Japan's top carmaker reports a record profit while financial woes grip other Japanese market leaders.

Japanese carmaker Toyota put in a strong performance for the first half of the year, despite the global economic slump. Toyota's net profit jumped 82 percent to almost $2.5 billion dollars, its best ever interim results.

The company says that the weak yen helped boost overseas sales, and cost-cutting measures helped the bottom line.

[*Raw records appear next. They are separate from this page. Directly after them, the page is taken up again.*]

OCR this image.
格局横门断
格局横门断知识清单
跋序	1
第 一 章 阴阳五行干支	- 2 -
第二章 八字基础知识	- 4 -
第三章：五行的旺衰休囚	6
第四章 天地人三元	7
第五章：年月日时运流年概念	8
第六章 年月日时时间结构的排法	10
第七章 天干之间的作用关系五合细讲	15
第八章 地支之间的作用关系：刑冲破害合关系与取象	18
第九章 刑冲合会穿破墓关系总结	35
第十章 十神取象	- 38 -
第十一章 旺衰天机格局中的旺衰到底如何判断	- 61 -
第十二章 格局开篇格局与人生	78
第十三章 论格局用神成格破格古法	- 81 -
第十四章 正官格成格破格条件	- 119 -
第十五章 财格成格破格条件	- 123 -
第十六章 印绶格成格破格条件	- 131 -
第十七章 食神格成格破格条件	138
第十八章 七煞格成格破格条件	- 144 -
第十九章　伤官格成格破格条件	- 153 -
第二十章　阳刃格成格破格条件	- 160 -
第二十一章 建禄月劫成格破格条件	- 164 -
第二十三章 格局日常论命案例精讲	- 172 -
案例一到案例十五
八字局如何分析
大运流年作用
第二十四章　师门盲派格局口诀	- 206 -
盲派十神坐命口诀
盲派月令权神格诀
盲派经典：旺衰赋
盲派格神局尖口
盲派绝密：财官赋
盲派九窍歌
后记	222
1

Shinji Katayama is an auto analyst at Shinko Securities in Tokyo. "The expectations are that Toyota's growth for the next year will remain flat because domestic and overseas economic conditions are tough," Katayama said.

Nonetheless, Toyota predicts that its full year earnings will be strong.

NTT DoCoMo, Japan's top cellular phone company, has tumbled into the red for the first time. In the half year to September, DoCoMo reported a 52 percent drop in net profit because of huge losses in its international investments. However, the company says its domestic mobile phone business remains strong and that it will review its overseas investment strategy.

McDonald's Japan has slashed its profit forecast for this fiscal year by about 27 percent. It says public fears over mad cow disease, after the discovery of the country's first case two months ago, have affected hamburger sales.

Yasuyuki Yagi is vice president of McDonald's Japan. He says the company has tried to reassure Japanese consumers that it imports its beef from Australia, which is free of the disease. "We have been financially hit by mounting public concerns that beef is not safe," Yagi continues. "I do not know how to express my anger over this misconception."

In Japan's electronics sector, industry leader Toshiba says it will force 12,000 workers at its semiconductor factories to take leave. The move comes in response to the slowing demand for computer chips.

Over the next two months, Toshiba will place employees on a temporary leave of two to four days and will cut their salaries by 10 percent. Toshiba rival NEC recently unveiled a similar plan.